Sayın Bakanım, değerli Komisyon üyeleri; Ticaret Bakanlığımızın sadece ticaret eksenli değil, Türk dış politikasının da ayrılmaz bir parçası hâline geldiği tartışma götürmez bir gerçektir. Özellikle Suriye'deki normalleşme sürecinin pozitif yönde ilerlemesine katkıda bulunma potansiyeli bulunan bir örnek olma özelliği taşırken, Filistin'de yaşanan İsrail vahşetine bir tepki olarak 2 Mayıs 2024 tarihinden itibaren Türkiye'den İsrail'e yönelik tüm ürün gruplarında ihracat, ithalat ve transit ticaretin tamamen durdurulması da buna bir örnektir; bundan dolayı teşekkür ediyorum. Dolayısıyla, ticaretin diplomasinin bir parçası olma kabiliyetinin gün geçtikçe arttığı bir dönemde Ticaret Bakanlığımızın tüm organlarıyla çağa ayak uydurduğunu görmek ve etkin bir diplomasi aracı farkındalığına sahip olduğunu müşahede etmek takdiri de hak etmektedir. Elbette, bundan Suriye'de yeni dönemde alınan aksiyonlarla birlikte dış ticaretimiz ve gümrük kapılarındaki olumlu performanslar da etkilenmektedir.

Teknolojinin baş döndüren bir hızla gelişmesinin ekolojik dengeye yönelik oluşturduğu açmazın ortadan kaldırılması için gerekli olan yeşil dönüşümün daha fazla desteklenmesi ve teşvik edilmesi gerektiğini de ifade etmek isterim. Bu manada, Bakanlığımızın yetkilendirdiği 23 yenileme merkezinde uygulanan yenilenmiş ürün ve sistemin sayısının artması önem arz etmektedir. Bu durumun yeşil dönüşüme katkı sağlamasının yanında cari açığın azaltılmasına da katkı sunacağı muhakkaktır. Bilinmelidir ki sanayi devrimini yakalayamadığı için bugüne kadar bilinen 3 büyük imparatorluktan 1'i olan Osmanlı İmparatorluğu'nun yıkılışına tanık Türk milletinin ve devletinin iki asır arasından toplumsal ve ekonomik açıdan ortaya koyduğu yenileme çabası takdirlerin en büyüğünü hak etmektedir.

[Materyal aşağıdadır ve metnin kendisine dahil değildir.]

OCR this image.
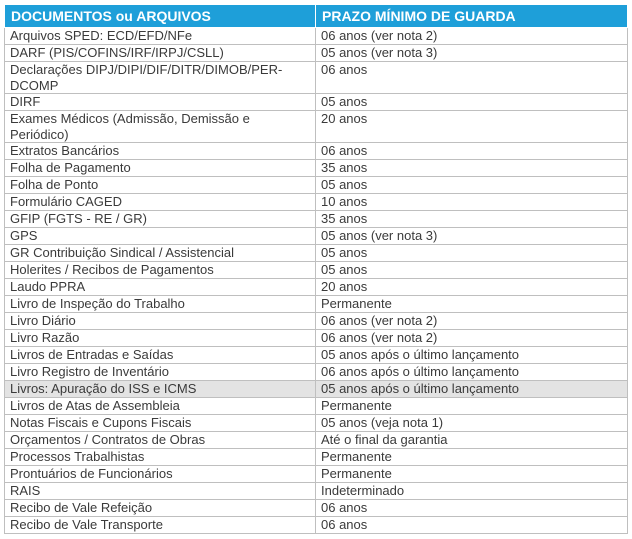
DOCUMENTOS ou ARQUIVOS	PRAZO MÍNIMO DE GUARDA
Arquivos SPED: ECD/EFD/NFe	06 anos (ver nota 2)
DARF (PIS/COFINS/IRF/IRPJ/CSLL)	05 anos (ver nota 3)
Declarações DIPJ/DIPI/DIF/DITR/DIMOB/PER-DCOMP	06 anos
DIRF	05 anos
Exames Médicos (Admissão, Demissão e Periódico)	20 anos
Extratos Bancários	06 anos
Folha de Pagamento	35 anos
Folha de Ponto	05 anos
Formulário CAGED	10 anos
GFIP (FGTS - RE / GR)	35 anos
GPS	05 anos (ver nota 3)
GR Contribuição Sindical / Assistencial	05 anos
Holerites / Recibos de Pagamentos	05 anos
Laudo PPRA	20 anos
Livro de Inspeção do Trabalho	Permanente
Livro Diário	06 anos (ver nota 2)
Livro Razão	06 anos (ver nota 2)
Livros de Entradas e Saídas	05 anos após o último lançamento
Livro Registro de Inventário	06 anos após o último lançamento
Livros: Apuração do ISS e ICMS	05 anos após o último lançamento
Livros de Atas de Assembleia	Permanente
Notas Fiscais e Cupons Fiscais	05 anos (veja nota 1)
Orçamentos / Contratos de Obras	Até o final da garantia
Processos Trabalhistas	Permanente
Prontuários de Funcionários	Permanente
RAIS	Indeterminado
Recibo de Vale Refeição	06 anos
Recibo de Vale Transporte	06 anos
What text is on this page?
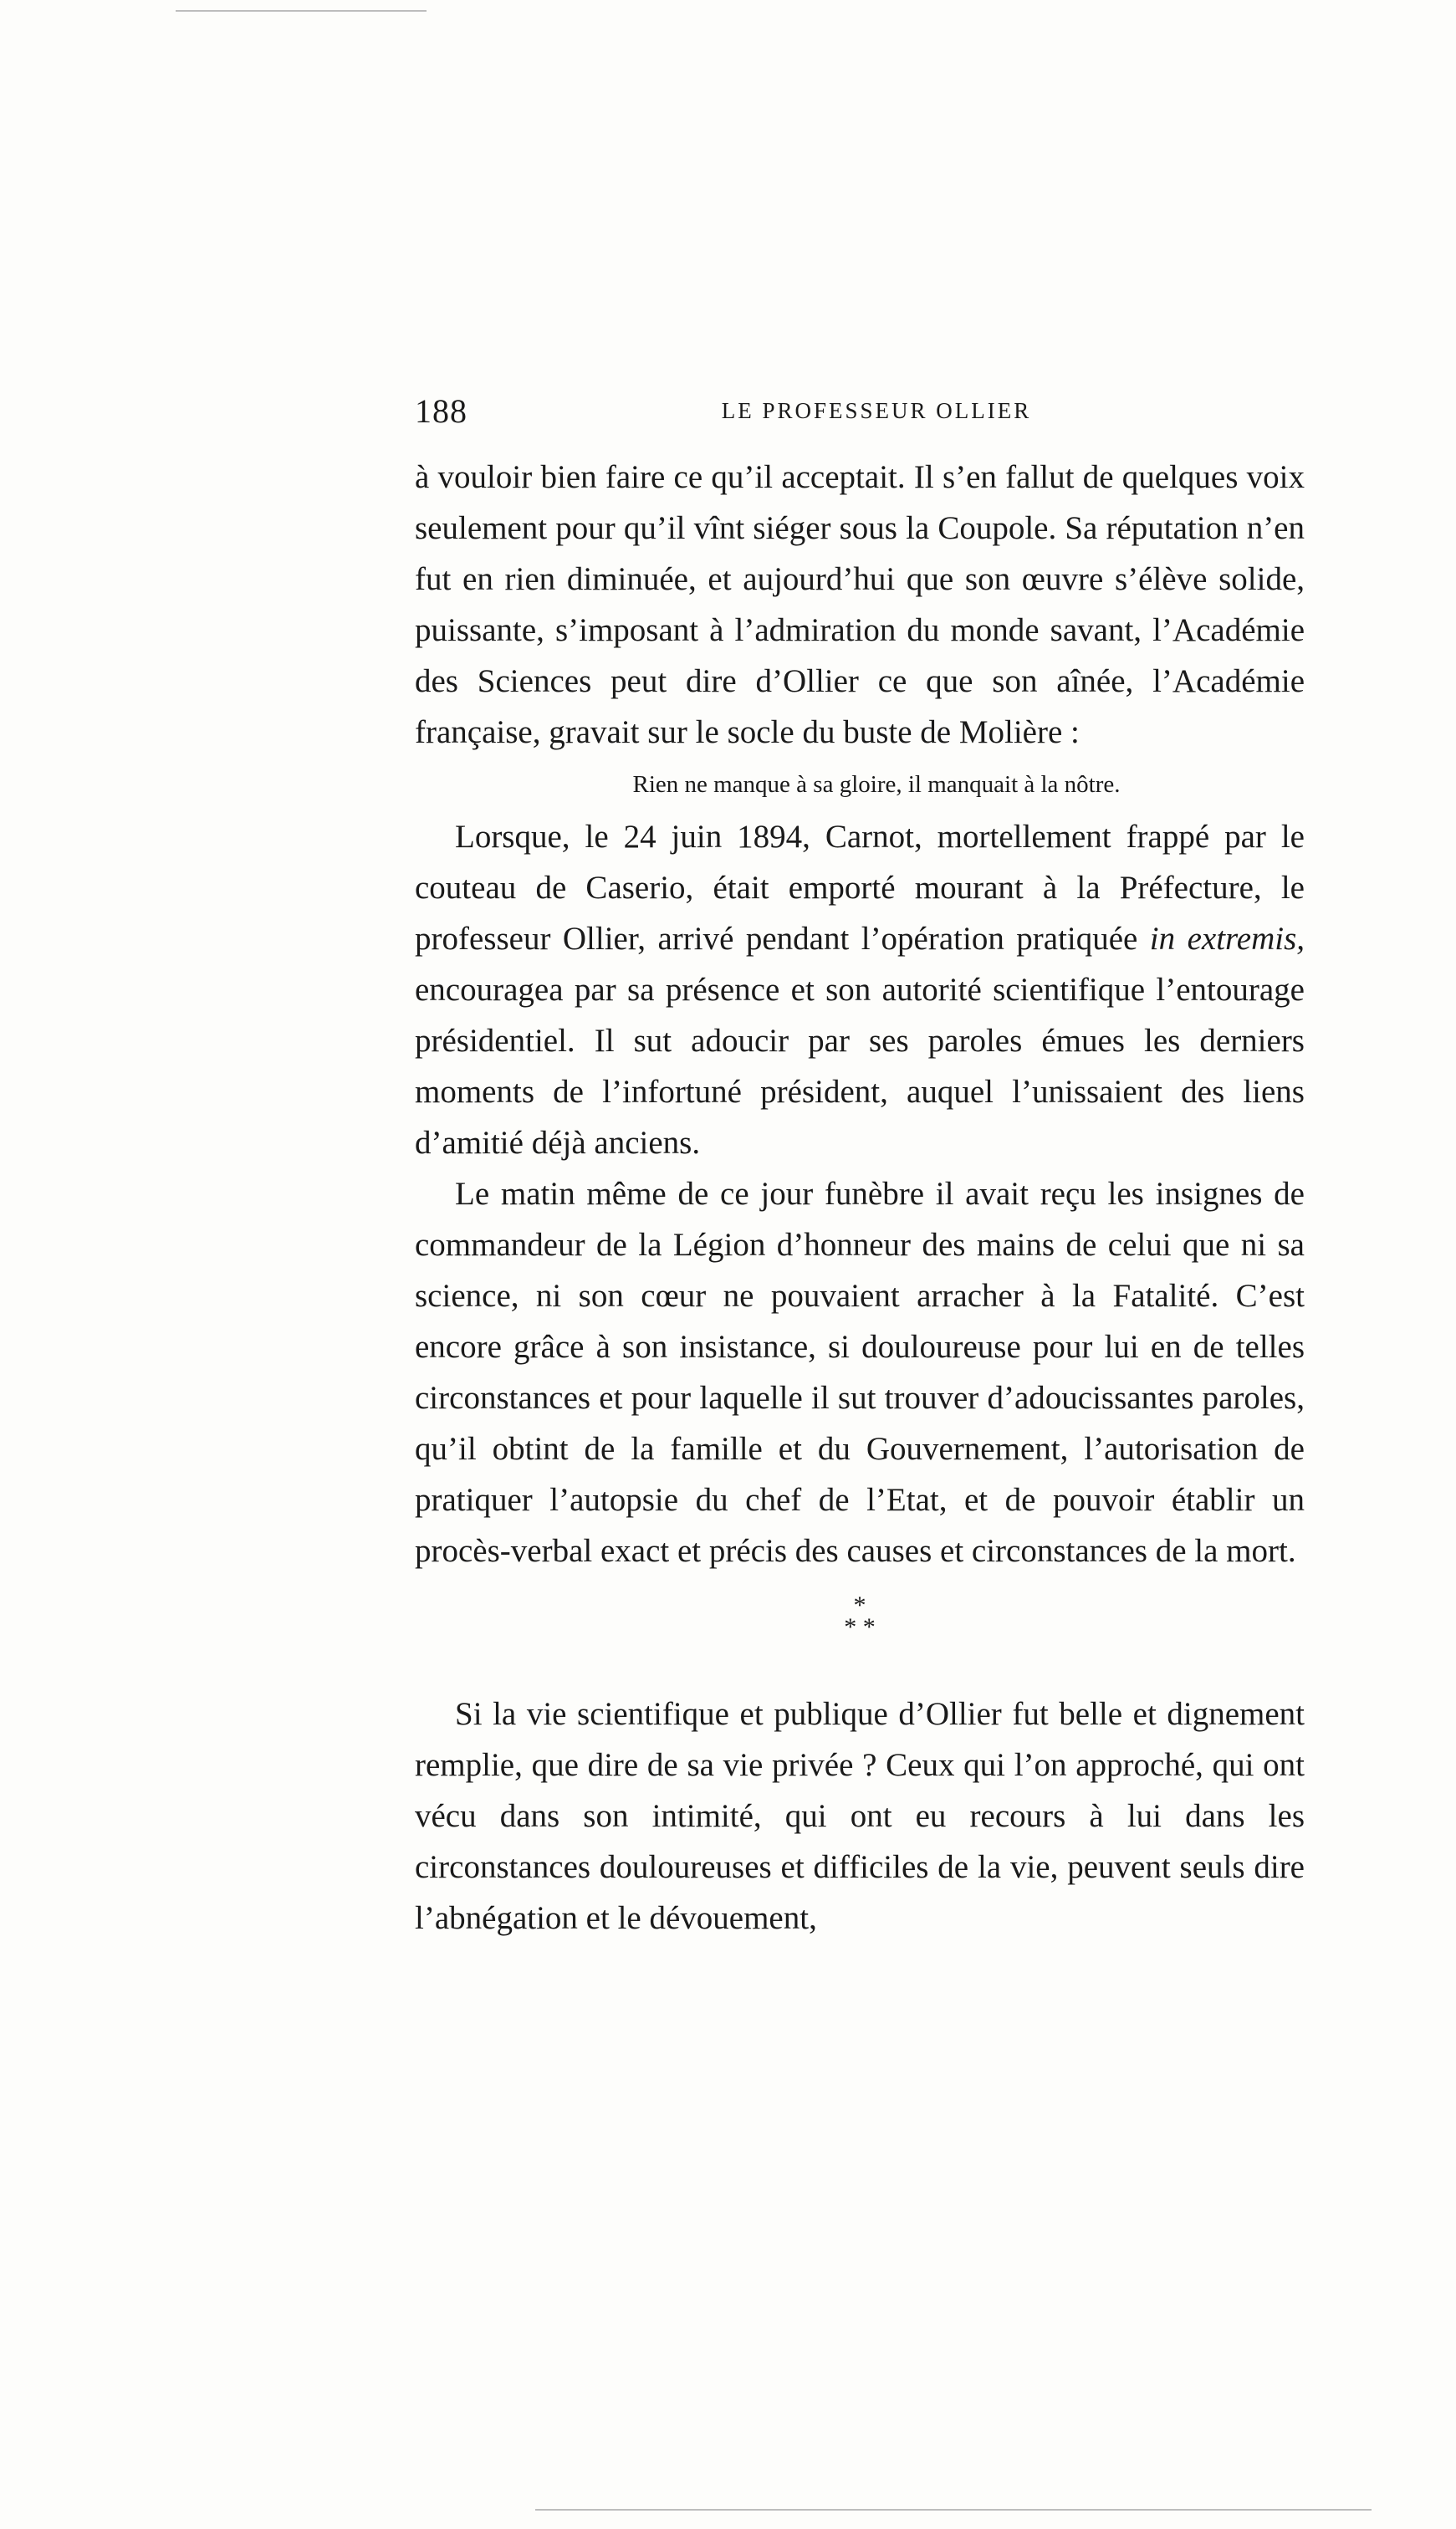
188	LE PROFESSEUR OLLIER

à vouloir bien faire ce qu’il acceptait. Il s’en fallut de quelques voix seulement pour qu’il vînt siéger sous la Coupole. Sa réputation n’en fut en rien diminuée, et aujourd’hui que son œuvre s’élève solide, puissante, s’imposant à l’admiration du monde savant, l’Académie des Sciences peut dire d’Ollier ce que son aînée, l’Académie française, gravait sur le socle du buste de Molière :

Rien ne manque à sa gloire, il manquait à la nôtre.

Lorsque, le 24 juin 1894, Carnot, mortellement frappé par le couteau de Caserio, était emporté mourant à la Préfecture, le professeur Ollier, arrivé pendant l’opération pratiquée in extremis, encouragea par sa présence et son autorité scientifique l’entourage présidentiel. Il sut adoucir par ses paroles émues les derniers moments de l’infortuné président, auquel l’unissaient des liens d’amitié déjà anciens.

Le matin même de ce jour funèbre il avait reçu les insignes de commandeur de la Légion d’honneur des mains de celui que ni sa science, ni son cœur ne pouvaient arracher à la Fatalité. C’est encore grâce à son insistance, si douloureuse pour lui en de telles circonstances et pour laquelle il sut trouver d’adoucissantes paroles, qu’il obtint de la famille et du Gouvernement, l’autorisation de pratiquer l’autopsie du chef de l’Etat, et de pouvoir établir un procès-verbal exact et précis des causes et circonstances de la mort.

*
* *

Si la vie scientifique et publique d’Ollier fut belle et dignement remplie, que dire de sa vie privée ? Ceux qui l’on approché, qui ont vécu dans son intimité, qui ont eu recours à lui dans les circonstances douloureuses et difficiles de la vie, peuvent seuls dire l’abnégation et le dévouement,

Liderimiz Sayın Devlet Bahçeli'nin ön sözünü yazdığı "terörsüz Türkiye" sürecinin temelini oluşturacak olan Türk ve Türkiye Yüzyılı'nın güçlü Türkiyesinin iktisadi zaferlerle taçlandırılmadığı sürece gerçek maksadına ulaşmayacağı da muhakkaktır. Yine liderimiz Sayın Genel Başkanımız Devlet Bahçeli'nin ifade ettikleri gibi, Türkiye sahip olduğu beşerî cevher, ekonomik kapasite, diplomatik kabiliyet, tarih ve kültür hazinesi, potansiyel güç ve jeopolitik müktesebatıyla büyüklüğünü her saha ve zeminde göstermiş bir ülkedir. Türkiye'nin sahip olduğu bütün sosyal, ekonomik ve siyasi dinamiklerle Türk ve Türkiye Yüzyılı hedefine topyekûn kalkınma sürecine kilitlenmesi ertelenmemesi gereken önemli bir misyondur. Biliyor, görüyor ve inanıyoruz ki Ticaret Bakanlığımız da bu sorumluluk bilinciyle hareket etmek konusunda dirayetli ve kararlıdır. Ben buradan Ticaret Bakanlığımızın bütün çalışanlarına, bütün yetkililerine teşekkür etmeyi bir borç biliyorum.

Bu duygu ve düşüncelerimizle, Bakanlığımıza ve bürokratlarımıza, Komisyonumuzun değerli üyelerine, saygıdeğer milletvekillerine Türk Ticaret Bakanlığımızın bütçesinin hayırlı olmasını ve Cenab-ı Allah'ın hayırlı işler yapmasını nasip etmesini canıgönülden diliyor; hepinizi saygıyla, muhabbetle selamlıyorum.